Jim said:
In theory, if this is a simple aggregation of data, with no relationship
between the various parts, then you might as well just make them public.
If there is some meaning beyond simple aggregation, in particular if you
can define one or more invariants for the class, then you need to
encapsulate the fields so that the class can maintain those invariants.
Good points, and indirectly raises to mind that there are many factors that
influence implementation choices like access level. Harping on "in theory",
if the theoretical model is solely semantic then public variables are fine.
In practice, that is with a model that includes more analytical dimensions,
you seal an attribute in a get/set for invariants, yes, but also strictly
internal ones, and also for thread safety, initialization timing, exception
handling, and such other matters not directly connected to the primary
semantic model.
Also in practice, as an idiomatic matter, there are engineering advantages
to using the method approach to attribute implementation.
On the other hand, and this is probably more important, the Java
community sets great store on always doing things the usual way, and
Pish-posh. You imagine an overarching cultural inertia to a community
well known for its fractious insistence on competing worldviews.
What I have observed is that people who speak up on such matters in the Java
"community" tend to be of the "I'm from Missouri, you'll have to show me"
variety.
Turns out the get/set as a routine idiom has all upside and virtually no
downside, so as an engineer one tends to use it, just as in C# you use
its attribute idioms routinely. But "routinely" doesn't mean "mindlessly"
or "superstitiously" or "to meet the 'community's' approval".
this has turned into a strength for the language: you can pull a
third-party library library into a project and expect that it will work
That had better be a strength of every third-party library in every language
for every platform, hm?
with and follow the same conventions as the rest of the code. There are
Code conventions and a library's utility are weakly correlated, I venture.
Internal consistency within the library, sure, but conformity to yours or
another third party's conventions, even in Java, are not really guaranteed,
certainly no more so than in other widely-used languages with good conventions.
languages that encourage the programmer to express his or her
individuality (Lisp comes to mind). Java is not one of them.
Sorry, LISP doesn't have coding conventions?
And what does "express ... individuality" have to do with writing good code?
I mean, perhaps it does, I just don't see its help to code quality. In
decades of working on other peoples' code, the most "individual" code has
been the most bug-riddled and difficult to maintain. I really don't think
there is any evidence of a cultural or political conspiracy toward good
quality code, which by natural selection tends to the better written.
There certainly is a lot of room for style in Java coding, but if you follow
good engineering practices rigidly there will tend to be commonalities with
so-called "conventions". You're going to write complete, thorough, informative
Javadoc comments as a matter of habit. You're going to use get/set methods.
You're going to use a lot of read-only, final, immutable types. You will tend
to use generics. You're going to indent consistently, if not conventionally.
You're going to use version control even for solo projects where you are
producer, director, cinematographer, stars and extras. Every input will be
checked for boundary conditions. You probably even will have written various
sorts of useful tests. And this is true whether you're using Java or the useful
idioms and practices of some other platform.

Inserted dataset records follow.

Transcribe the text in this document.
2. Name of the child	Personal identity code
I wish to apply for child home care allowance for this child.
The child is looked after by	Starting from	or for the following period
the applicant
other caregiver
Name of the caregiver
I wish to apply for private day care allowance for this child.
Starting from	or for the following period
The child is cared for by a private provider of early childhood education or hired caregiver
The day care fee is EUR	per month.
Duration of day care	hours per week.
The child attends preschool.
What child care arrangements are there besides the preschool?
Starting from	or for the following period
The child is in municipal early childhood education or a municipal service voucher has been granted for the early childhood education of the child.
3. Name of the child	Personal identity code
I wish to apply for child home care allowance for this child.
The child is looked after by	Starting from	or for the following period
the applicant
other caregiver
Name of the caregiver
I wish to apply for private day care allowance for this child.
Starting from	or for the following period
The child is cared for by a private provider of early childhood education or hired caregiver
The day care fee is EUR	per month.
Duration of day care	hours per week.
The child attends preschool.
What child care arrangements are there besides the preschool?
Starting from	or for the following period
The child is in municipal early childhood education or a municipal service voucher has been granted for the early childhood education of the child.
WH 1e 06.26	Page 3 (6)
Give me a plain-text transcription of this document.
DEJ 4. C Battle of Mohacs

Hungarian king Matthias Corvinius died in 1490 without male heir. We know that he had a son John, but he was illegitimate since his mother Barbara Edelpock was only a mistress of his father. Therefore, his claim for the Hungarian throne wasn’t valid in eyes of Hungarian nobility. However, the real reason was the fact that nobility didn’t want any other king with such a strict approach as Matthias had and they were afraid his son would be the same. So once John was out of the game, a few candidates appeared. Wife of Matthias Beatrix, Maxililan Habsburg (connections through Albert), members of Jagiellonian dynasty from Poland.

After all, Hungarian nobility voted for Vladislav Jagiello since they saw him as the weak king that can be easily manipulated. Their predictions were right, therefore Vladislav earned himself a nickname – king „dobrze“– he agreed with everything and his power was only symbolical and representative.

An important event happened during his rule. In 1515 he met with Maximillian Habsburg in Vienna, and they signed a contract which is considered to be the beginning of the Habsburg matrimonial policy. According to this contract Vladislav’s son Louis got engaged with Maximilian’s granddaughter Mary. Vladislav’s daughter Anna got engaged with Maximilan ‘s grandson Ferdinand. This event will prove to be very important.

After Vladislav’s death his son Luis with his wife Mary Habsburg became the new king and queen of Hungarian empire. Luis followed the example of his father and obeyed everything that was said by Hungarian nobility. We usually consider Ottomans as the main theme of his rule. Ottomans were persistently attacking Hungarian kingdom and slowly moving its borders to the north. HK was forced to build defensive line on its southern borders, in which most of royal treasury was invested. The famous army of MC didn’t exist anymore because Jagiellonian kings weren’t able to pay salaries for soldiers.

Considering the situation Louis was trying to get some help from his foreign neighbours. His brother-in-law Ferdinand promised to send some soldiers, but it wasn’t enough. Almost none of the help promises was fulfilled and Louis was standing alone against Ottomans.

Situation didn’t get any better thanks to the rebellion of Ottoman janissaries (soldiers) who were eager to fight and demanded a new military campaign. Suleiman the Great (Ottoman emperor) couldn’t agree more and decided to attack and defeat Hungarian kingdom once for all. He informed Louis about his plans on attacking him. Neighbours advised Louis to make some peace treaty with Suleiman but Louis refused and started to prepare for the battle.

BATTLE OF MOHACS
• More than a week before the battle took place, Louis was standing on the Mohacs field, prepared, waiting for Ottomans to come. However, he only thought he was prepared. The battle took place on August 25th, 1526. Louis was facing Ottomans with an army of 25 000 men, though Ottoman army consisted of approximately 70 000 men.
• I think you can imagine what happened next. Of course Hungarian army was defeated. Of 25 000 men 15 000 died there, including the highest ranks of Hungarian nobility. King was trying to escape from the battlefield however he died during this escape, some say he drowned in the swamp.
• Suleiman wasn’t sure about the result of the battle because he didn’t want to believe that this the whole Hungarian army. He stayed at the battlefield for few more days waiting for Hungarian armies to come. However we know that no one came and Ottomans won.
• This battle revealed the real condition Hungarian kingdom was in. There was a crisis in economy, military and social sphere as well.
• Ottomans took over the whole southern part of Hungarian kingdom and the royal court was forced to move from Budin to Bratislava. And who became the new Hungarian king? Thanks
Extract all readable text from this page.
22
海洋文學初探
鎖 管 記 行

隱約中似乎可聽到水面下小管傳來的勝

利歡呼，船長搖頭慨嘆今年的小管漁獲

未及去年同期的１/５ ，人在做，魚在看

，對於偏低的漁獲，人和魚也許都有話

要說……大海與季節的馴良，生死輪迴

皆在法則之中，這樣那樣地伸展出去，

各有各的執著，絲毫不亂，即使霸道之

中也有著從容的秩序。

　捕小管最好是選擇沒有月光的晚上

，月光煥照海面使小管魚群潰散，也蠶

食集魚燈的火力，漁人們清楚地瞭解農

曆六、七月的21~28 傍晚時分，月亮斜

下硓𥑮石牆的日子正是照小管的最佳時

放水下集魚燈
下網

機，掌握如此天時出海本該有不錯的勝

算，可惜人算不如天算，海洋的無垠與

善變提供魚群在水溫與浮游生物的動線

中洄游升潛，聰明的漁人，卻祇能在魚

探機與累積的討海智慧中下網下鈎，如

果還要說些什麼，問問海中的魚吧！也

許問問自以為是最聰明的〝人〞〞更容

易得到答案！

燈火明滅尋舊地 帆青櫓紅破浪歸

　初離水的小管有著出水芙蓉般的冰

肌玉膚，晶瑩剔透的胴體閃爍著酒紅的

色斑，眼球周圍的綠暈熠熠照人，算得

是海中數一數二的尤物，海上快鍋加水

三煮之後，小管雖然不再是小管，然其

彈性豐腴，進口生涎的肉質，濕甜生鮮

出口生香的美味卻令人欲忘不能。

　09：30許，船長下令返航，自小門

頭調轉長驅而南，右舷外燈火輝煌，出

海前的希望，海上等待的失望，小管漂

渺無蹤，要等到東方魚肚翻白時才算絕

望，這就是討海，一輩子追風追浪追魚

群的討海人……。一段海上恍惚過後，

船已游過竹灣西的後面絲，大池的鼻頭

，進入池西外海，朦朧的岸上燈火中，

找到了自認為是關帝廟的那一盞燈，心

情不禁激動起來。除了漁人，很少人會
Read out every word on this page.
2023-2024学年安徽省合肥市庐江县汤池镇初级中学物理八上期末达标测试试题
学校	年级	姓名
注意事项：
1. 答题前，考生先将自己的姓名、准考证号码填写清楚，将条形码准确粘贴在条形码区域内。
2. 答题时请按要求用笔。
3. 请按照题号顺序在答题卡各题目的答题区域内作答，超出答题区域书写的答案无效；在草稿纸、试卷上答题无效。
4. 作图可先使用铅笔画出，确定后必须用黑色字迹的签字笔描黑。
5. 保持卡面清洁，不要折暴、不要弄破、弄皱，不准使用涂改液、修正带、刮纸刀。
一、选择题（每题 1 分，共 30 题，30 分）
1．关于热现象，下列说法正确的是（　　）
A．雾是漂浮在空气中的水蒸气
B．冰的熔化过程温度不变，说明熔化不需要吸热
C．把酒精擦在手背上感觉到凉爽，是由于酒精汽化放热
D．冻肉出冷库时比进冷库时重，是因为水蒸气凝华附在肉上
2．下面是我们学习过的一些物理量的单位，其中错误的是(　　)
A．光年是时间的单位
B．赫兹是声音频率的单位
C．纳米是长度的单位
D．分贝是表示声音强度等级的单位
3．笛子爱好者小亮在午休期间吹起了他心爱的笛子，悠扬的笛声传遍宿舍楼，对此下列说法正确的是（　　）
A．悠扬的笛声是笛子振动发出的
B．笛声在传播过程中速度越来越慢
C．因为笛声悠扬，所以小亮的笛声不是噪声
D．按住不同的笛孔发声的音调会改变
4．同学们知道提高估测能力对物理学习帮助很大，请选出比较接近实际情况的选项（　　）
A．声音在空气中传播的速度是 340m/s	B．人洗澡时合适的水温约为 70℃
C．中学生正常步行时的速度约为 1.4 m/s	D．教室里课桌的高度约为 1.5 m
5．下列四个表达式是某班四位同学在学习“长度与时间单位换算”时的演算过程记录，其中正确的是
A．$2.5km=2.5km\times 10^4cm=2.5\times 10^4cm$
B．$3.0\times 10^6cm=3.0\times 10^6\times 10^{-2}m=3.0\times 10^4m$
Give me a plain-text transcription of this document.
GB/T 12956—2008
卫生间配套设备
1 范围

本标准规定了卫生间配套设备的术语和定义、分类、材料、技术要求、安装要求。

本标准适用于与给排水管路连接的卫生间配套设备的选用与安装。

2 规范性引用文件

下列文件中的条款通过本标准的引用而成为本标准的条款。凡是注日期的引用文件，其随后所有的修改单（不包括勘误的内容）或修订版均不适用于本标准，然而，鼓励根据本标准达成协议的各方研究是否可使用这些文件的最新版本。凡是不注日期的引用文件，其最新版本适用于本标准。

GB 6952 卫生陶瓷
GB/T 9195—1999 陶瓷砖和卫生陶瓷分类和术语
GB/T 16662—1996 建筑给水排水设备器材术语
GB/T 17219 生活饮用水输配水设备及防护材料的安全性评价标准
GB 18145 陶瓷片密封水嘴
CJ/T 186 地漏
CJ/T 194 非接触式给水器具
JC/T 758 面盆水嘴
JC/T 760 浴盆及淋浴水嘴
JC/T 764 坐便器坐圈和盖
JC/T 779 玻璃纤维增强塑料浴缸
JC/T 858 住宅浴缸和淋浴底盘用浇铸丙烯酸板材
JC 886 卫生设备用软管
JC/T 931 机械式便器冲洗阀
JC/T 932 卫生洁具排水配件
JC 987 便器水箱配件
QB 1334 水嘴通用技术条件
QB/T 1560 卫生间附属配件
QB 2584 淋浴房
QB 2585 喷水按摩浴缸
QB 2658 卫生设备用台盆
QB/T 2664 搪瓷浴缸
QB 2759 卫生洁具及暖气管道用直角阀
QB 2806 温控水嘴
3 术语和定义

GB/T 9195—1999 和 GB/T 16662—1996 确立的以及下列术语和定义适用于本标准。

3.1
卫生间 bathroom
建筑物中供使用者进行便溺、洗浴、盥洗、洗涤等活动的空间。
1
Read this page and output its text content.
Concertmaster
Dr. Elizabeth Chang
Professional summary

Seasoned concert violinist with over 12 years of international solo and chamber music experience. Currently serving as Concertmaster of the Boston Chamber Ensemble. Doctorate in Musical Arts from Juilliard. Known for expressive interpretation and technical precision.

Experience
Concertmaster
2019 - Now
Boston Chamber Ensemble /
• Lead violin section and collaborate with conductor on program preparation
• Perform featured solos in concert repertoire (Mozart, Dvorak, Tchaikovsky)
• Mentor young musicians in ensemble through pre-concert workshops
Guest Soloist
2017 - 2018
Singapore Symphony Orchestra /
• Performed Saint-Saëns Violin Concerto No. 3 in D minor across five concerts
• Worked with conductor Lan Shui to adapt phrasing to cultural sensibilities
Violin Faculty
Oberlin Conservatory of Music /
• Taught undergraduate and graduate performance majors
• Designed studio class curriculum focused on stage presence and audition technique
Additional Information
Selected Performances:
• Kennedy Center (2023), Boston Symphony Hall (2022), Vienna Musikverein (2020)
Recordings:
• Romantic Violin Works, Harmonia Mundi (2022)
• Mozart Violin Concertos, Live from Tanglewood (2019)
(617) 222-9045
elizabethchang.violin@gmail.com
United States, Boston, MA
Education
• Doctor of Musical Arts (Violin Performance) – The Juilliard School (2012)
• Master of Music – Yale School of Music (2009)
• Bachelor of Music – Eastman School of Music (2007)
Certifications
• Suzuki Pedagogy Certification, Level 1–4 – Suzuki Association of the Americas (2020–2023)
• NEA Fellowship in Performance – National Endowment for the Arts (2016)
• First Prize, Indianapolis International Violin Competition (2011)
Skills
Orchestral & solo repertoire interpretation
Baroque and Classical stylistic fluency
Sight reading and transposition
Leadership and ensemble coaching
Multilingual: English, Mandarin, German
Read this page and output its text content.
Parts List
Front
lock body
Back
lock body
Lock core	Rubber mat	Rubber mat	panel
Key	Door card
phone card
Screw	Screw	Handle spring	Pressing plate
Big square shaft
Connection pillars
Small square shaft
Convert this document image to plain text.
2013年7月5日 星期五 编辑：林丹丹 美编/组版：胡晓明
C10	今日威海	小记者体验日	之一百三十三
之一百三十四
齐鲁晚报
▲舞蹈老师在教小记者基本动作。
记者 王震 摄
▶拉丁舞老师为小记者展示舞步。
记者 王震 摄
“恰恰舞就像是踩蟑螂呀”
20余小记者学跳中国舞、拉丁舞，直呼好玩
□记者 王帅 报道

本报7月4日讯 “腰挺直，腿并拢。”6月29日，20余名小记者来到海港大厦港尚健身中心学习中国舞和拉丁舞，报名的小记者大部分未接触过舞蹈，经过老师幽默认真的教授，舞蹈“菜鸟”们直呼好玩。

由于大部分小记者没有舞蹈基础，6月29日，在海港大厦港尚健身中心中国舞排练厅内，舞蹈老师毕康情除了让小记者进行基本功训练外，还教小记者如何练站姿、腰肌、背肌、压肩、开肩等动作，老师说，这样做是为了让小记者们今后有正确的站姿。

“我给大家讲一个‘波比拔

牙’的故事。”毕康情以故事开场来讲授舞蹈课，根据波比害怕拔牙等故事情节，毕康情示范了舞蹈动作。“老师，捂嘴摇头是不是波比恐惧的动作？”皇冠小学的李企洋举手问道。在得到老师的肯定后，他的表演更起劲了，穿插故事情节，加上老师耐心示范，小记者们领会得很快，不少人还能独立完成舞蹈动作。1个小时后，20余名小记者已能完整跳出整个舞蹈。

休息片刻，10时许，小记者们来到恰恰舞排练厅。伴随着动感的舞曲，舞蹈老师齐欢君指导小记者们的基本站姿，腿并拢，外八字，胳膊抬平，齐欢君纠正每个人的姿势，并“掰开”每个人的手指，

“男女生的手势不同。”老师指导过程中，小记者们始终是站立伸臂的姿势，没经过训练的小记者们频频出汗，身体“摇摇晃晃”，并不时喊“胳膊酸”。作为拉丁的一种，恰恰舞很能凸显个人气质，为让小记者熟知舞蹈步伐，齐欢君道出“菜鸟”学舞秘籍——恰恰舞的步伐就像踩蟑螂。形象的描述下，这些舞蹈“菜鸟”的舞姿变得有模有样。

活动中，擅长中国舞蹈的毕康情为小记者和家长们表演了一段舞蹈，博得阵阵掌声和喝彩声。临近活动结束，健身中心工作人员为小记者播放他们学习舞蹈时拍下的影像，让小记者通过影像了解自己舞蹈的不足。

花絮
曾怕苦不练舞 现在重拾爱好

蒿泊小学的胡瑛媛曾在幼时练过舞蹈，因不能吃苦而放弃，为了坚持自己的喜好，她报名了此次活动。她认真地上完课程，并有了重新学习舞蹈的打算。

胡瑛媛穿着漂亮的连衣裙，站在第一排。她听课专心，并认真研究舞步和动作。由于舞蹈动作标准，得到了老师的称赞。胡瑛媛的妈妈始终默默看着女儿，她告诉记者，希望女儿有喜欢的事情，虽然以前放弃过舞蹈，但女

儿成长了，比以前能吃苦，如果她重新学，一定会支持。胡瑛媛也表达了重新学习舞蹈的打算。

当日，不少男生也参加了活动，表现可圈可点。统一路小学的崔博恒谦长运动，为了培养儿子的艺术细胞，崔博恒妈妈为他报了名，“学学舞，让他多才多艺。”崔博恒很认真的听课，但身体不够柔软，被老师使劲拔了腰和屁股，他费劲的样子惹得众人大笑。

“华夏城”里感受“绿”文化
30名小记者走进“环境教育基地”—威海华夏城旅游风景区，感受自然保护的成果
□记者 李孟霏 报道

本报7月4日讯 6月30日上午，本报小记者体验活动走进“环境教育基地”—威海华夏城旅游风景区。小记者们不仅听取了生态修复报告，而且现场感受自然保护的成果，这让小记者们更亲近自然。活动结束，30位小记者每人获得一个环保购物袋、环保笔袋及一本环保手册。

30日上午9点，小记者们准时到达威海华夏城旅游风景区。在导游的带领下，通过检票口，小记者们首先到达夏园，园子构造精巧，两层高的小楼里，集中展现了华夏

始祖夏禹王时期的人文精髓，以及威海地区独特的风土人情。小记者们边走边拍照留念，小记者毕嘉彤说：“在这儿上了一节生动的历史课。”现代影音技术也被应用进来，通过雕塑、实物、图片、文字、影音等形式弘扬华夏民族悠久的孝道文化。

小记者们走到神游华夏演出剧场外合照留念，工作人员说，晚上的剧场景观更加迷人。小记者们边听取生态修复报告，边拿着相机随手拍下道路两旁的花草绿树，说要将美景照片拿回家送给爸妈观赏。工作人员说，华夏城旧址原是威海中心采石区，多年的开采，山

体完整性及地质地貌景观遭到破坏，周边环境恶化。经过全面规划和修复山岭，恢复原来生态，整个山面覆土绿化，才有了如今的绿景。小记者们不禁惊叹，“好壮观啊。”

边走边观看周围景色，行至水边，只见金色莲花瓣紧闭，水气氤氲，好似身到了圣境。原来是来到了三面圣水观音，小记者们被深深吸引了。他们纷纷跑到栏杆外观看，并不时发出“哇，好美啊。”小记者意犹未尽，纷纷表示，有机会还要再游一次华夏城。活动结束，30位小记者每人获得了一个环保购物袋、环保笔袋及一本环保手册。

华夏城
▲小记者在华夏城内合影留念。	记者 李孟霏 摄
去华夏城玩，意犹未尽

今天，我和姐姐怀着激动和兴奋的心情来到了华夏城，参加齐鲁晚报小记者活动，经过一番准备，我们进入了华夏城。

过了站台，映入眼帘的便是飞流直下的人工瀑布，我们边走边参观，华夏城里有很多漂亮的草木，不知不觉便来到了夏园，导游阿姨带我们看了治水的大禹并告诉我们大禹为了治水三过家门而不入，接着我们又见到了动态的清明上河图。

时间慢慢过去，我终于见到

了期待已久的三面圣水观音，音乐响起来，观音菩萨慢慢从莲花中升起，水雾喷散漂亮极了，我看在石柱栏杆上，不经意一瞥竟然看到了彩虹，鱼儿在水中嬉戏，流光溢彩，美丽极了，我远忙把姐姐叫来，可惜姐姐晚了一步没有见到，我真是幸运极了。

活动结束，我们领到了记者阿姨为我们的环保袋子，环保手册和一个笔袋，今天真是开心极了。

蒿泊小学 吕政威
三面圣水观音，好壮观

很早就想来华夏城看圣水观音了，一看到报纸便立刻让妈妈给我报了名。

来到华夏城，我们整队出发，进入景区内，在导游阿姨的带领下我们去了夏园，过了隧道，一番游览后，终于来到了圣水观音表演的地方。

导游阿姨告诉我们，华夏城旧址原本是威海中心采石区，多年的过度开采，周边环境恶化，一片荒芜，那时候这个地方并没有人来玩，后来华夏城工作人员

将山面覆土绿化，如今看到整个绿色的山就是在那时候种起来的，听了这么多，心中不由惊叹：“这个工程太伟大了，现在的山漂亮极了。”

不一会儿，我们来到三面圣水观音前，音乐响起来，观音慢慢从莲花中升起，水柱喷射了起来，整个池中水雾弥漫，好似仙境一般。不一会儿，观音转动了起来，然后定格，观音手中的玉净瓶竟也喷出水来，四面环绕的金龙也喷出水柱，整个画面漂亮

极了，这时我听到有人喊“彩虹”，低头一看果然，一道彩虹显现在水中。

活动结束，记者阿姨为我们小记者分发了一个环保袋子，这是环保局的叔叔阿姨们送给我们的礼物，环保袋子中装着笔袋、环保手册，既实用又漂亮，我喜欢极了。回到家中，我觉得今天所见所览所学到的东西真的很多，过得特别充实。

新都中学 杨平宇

It happens because you want to write and use code that works, doesn't break,
that you can fix, that you know what, when, where, how and why.
One of the most successful IT businesspeople I ever knew charged a service
contract subscription but only installed stuff that never broke. He was able
to compete heavily on up-front costs because service was a profit center. Plus
he used the service contract as an excuse to stay in close touch with all his
customers. Thus cost of sales was actually borne by the customer, and they
loved it. I can't recall a single customer complaining to him because their
stuff just kept on working without trouble.